A new dame of all things debonair has arrived in South Hampstead to run a Charm School to help negotiate the excruciating Christmas encounter.

Dana Gornitzki, otherwise known as Mistress of Manners, is editor of social etiquette magazine Mien and she coached nine holiday naysayers in the art of small talk at in The Meanwhile Space at the O2 Centre in Finchley Road last week.

“It’s such a happy time of year, but people really forget the small things, like just saying ‘Happy Christmas,’ or smiling once in a while,” said the 37-year-old, who lives in Belsize Park.
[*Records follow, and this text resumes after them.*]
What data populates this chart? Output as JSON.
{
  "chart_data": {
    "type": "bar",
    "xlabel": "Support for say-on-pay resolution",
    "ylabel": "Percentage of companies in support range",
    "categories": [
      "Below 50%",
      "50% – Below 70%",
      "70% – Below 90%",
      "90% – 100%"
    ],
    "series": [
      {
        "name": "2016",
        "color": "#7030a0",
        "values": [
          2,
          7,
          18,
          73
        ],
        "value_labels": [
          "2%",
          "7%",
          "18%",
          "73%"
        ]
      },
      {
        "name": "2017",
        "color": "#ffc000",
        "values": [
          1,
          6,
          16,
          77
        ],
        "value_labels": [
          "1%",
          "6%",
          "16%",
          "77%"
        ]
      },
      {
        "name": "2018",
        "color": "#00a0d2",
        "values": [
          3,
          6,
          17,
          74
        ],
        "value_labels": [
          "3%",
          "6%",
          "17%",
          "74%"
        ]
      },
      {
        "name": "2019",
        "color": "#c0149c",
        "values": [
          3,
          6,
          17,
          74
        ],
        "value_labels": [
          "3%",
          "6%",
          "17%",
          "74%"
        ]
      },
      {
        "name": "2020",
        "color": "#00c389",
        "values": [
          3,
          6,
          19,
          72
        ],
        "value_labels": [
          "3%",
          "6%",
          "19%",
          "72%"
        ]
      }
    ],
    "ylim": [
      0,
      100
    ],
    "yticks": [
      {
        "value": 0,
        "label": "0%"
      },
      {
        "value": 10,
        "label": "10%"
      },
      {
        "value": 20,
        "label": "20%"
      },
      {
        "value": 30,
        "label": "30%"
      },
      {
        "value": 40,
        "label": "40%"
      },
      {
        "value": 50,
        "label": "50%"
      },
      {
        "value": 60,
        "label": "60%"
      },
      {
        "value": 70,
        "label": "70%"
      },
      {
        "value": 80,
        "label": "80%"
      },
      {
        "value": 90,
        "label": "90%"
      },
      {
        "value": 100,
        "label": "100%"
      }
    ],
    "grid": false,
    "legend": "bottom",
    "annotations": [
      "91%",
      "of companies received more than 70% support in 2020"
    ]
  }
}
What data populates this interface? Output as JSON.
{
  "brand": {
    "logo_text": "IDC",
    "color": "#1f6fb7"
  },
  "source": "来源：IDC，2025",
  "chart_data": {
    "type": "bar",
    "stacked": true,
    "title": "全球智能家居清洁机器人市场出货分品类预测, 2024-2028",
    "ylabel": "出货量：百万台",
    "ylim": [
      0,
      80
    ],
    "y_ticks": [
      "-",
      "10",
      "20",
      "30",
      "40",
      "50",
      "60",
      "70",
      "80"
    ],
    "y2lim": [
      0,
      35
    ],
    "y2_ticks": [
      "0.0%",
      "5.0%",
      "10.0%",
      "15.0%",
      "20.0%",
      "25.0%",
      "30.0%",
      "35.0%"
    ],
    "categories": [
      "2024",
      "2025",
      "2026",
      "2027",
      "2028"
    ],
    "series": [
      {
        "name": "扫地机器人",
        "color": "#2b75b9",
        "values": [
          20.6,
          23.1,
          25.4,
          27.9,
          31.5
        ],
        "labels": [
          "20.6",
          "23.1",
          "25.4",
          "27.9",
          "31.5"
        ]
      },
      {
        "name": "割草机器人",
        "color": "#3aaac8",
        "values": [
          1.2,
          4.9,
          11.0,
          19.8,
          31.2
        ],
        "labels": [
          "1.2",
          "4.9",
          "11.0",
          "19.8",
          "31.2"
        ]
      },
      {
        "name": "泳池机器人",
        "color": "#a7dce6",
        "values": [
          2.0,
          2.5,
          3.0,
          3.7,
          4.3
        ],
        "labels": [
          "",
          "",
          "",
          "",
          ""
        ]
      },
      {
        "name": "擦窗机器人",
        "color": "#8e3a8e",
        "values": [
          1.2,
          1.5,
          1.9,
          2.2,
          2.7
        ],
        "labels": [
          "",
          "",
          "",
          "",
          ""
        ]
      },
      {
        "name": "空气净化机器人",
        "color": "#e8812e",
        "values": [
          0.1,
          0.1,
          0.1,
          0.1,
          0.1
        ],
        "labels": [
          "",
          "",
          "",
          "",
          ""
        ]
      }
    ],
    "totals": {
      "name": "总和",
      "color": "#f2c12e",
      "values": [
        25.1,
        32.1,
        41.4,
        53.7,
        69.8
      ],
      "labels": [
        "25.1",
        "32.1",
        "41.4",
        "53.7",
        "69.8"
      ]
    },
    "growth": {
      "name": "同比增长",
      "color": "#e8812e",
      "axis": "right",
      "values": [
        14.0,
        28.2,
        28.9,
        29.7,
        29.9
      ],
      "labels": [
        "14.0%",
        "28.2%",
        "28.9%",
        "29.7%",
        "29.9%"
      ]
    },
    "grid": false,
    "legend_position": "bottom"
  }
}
The etiquette expert has taken on South Hampstead because our manners are reputedly going to pot.

“It’s a global problem,” she said. “We’re so used to sitting behind computer screens and being on mobile phones that we’ve forgotten how to approach real-life situations.”

Among her other gripes are people eating fried chicken on buses, men forgetting to hold doors open, and people chewing with their mouths open.

And when we’re not minding our Ps and Qs, or ducking out of chit-chat meant only for philistines, the Mistress of Manners reminds us not to forget about posture.

“It’s a lost skill these days because everyone wears trainers or Uggs – even to work! Shoulders back, stomach tucked in, chin high, eyes forward,” she chimes, like a formidable Victorian school ma’am.

Her golden Christmas party tip when your witty repartee has run dry is to politely offer the peron you are speaking with a drink.

That’s a lot to take in - and all while balancing an encyclopaedia on your head. But with our mobile phones turned off there is nothing much else to think about.

Lawyer and good manners connoisseur Duncan McPhie, 42, who travelled all the way from Scotland for the session, said: “I struggle everyday to be a better gentleman. This is part of my education.”

The Mistress of Manners agrees that chivalry is dead.

But attend enough of her classes in the ‘art of wooing’ and you will be sure to waltz out the door like a modern-day Bond.

And so, with my head held high and my stomach sucked in dear readers, I would like to say: “A very merry Christmas, and a happy new – may I get you a drink?”